RHB Research

Hong Leong Bank - Earnings Growth Likely A Struggle

kiasutrader
Publish date: Thu, 01 Oct 2015, 09:25 AM

We retain our Neutral call on HL Bank with a revised TP of MYR12.00 (8% downside). Generally, HL Bank ticks the right boxes as a banking group that would be able to weather a downturn in the asset quality cycle. That said, while we do not expect any significant spikes in credit costs, bottomline growth could be a struggle in the absence of some ‘one-off’ earnings boosters last year as well as China’s slowing growth.

Well positioned to weather asset quality cycle, but bottomline growth still a struggle. Generally, HL Bank fits our preferred profile to weather the asset quality cycle ahead, ie: 1) retail-based loan book; 2) sound asset quality (gross impaired loan ratio of 0.84%) and 3) high loan provision buffers with the loan loss covera ge at 136%. That said, we think the group may struggle for bottomline growth ahead. FY15 net profit rose 6% YoY, aided by ‘one-offs’ such as gains from disposal of property (MYR45m) and revisions to its depreciation policy (depreciation and amortization charges fell 32% YoY). The group also enjoyed a loan impairment writeback of MYR52m in FY15 as recoveries stayed healthy, which we do not think is sustainable. Finally, we expect contribution from its associate, Bank of Chengdu, to soften ahead given the tou gher macro environment in China.
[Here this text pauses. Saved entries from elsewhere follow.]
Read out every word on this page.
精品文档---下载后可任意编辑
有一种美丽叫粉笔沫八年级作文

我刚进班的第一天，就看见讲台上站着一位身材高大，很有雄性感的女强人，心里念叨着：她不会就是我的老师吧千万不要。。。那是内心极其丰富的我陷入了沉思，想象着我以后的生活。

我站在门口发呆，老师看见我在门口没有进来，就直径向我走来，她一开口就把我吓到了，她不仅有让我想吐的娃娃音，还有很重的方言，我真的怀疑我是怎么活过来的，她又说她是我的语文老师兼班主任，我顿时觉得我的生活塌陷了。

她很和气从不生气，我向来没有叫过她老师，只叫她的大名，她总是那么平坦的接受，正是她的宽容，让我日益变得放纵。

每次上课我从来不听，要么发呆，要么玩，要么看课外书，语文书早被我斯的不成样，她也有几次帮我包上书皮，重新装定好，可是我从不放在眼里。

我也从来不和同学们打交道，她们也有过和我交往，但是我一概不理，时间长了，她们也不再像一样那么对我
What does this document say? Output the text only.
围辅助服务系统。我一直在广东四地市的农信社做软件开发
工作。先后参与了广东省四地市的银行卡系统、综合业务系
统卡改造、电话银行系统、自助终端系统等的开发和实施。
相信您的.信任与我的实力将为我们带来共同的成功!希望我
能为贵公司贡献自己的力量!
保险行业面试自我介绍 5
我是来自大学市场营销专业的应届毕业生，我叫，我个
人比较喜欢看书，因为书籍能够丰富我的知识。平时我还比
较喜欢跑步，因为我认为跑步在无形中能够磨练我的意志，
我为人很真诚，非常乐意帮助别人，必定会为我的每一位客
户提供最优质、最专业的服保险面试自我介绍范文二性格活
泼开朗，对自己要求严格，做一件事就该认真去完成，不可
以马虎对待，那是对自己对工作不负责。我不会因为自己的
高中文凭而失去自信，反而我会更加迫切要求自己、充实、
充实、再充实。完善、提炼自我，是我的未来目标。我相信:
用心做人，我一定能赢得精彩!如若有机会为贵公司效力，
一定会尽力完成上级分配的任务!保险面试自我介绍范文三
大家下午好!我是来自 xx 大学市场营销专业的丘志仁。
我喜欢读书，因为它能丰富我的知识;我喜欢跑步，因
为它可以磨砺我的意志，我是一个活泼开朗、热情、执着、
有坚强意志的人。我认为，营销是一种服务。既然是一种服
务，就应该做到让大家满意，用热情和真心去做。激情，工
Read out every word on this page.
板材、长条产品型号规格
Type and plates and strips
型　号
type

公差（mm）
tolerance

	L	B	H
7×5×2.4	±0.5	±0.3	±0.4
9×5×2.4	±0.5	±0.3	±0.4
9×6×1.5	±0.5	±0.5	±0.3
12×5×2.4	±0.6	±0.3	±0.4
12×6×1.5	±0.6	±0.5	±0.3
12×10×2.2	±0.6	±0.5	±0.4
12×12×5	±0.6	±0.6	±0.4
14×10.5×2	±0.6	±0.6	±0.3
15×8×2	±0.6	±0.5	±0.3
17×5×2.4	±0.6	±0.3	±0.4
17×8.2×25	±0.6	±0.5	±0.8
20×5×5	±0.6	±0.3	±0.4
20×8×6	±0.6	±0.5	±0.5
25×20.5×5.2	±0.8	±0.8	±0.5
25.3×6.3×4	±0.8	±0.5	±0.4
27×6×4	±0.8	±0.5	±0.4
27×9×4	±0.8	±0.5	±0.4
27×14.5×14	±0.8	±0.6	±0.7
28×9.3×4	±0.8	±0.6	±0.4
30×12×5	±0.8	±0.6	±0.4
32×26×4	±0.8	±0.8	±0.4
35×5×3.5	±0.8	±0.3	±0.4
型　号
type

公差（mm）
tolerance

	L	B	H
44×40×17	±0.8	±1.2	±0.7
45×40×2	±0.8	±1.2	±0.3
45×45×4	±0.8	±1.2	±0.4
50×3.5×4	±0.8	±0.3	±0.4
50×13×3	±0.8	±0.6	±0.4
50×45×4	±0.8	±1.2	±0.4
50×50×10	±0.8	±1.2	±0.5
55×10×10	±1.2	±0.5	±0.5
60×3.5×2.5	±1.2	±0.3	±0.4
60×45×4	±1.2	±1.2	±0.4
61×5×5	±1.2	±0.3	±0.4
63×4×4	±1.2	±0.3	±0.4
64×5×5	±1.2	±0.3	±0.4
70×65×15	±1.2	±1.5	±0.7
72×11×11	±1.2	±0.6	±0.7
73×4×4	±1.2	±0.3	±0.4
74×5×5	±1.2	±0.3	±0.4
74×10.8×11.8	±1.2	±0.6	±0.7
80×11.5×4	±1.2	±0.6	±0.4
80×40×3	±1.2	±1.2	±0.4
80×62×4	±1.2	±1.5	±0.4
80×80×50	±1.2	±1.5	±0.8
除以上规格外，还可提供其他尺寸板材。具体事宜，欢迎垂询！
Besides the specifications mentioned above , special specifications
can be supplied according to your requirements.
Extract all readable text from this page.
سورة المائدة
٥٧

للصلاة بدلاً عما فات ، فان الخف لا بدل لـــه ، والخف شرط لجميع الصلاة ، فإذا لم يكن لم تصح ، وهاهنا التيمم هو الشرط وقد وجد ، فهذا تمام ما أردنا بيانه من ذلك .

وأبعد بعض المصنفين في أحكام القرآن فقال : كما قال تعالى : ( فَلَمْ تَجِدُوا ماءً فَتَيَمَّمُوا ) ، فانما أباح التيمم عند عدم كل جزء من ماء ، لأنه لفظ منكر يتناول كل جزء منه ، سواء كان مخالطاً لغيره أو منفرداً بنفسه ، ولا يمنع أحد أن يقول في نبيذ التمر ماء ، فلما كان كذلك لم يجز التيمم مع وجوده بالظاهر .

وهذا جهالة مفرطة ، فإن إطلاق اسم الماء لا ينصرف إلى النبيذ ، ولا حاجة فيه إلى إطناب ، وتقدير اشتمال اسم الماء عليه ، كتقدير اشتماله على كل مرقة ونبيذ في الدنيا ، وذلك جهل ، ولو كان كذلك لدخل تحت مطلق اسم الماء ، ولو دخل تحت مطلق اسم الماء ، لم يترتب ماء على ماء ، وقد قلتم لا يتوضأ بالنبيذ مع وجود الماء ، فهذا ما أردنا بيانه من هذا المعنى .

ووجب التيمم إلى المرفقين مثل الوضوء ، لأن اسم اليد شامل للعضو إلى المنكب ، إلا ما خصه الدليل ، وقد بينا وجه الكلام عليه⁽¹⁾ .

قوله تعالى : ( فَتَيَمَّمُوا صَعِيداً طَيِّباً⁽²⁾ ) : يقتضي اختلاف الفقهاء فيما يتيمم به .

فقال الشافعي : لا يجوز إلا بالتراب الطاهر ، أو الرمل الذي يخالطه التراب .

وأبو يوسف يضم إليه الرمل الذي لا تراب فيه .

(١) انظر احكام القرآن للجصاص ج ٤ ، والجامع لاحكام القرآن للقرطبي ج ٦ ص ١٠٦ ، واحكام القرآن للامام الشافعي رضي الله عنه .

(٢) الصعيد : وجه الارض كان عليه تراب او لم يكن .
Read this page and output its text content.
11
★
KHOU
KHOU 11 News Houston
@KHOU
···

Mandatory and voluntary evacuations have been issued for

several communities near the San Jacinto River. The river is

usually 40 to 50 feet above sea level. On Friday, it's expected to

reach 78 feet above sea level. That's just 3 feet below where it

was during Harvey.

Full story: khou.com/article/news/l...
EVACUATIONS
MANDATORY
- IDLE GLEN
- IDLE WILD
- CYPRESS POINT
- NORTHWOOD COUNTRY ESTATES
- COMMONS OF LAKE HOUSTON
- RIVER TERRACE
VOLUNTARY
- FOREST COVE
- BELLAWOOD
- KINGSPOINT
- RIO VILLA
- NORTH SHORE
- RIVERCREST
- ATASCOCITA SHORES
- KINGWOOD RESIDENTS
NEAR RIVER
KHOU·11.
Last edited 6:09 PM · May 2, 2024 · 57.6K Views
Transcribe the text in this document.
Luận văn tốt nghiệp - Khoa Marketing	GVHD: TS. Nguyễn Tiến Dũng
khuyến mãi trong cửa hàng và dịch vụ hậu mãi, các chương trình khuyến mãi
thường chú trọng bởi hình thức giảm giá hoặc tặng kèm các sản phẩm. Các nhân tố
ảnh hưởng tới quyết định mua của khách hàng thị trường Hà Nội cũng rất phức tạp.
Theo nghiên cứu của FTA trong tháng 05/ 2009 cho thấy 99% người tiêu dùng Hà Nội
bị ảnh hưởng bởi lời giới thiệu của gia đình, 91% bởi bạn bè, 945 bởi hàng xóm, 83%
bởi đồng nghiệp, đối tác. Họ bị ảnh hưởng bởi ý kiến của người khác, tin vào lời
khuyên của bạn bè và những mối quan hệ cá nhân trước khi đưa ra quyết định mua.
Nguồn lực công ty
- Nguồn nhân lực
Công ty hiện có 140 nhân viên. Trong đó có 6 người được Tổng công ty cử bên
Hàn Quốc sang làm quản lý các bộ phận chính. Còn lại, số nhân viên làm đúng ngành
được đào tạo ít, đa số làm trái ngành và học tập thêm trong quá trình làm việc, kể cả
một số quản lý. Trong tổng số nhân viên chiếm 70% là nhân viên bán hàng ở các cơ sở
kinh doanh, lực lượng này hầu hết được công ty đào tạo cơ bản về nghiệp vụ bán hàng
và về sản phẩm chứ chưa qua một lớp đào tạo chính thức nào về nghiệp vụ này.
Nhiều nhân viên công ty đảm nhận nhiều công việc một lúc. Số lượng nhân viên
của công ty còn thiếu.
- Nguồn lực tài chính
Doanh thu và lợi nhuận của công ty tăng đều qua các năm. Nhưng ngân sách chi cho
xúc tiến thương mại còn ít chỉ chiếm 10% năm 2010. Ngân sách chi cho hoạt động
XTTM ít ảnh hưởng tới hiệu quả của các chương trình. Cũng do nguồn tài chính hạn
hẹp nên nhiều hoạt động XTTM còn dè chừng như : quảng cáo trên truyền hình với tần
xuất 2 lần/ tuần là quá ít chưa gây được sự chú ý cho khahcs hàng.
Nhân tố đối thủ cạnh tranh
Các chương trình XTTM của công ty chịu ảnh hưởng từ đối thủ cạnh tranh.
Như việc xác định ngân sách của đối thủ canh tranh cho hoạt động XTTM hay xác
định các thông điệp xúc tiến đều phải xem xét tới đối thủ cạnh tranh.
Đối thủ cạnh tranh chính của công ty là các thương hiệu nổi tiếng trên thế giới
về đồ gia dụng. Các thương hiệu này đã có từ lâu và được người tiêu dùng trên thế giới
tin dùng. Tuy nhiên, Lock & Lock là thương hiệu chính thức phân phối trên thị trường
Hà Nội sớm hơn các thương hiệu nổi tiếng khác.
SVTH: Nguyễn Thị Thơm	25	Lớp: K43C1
Forecasts. We toned down our FY16-18F operating income forecasts by up to 3% as we think markets-related income may not recover meaningfully anytime soon given the softer macro conditions. We also raised our FY16F/FY17F/FY18F credit cost assumptions to 17bps/19bps/19bps from 11bps/13bps/16bps respectively to factor in weaker recoveries and potential asset quality issues. Overall, we reduced our FY16F/FY17F/FY18F net profit projections by 3%/5%/5%.

Investment case. We trim our GGM-derived TP to MYR12.00 from MYR14.00, reflecting: 1) earnings revisions above; 2) roll-forward in valuations to CY16; and 3) impact of the upcoming rights issue, albeit on a proforma basis. Our GGM assumes: i) cost of equity of 10% (10.5%previously due to capital raising risk), ii) ROE of 10.5% (from 13%), and iii) long-term growth of 4.5%. Our TP is based on a fair 2016F P/BV of 1.1x, which is at a discount to its 10-year average P/BV of 1.9x. This is to reflect the lower ROEs (FY16-18F: 10.1-11.5%, post rights) that we project HL Bank to achieve going forward, relative to its average 10-year ROE of 15.4%. While asset quality and cost efficiency are plus points, we believe the group may struggle to achieve bottomline growth as income and costs (overheads and credit) growth normalises. Stay Neutral.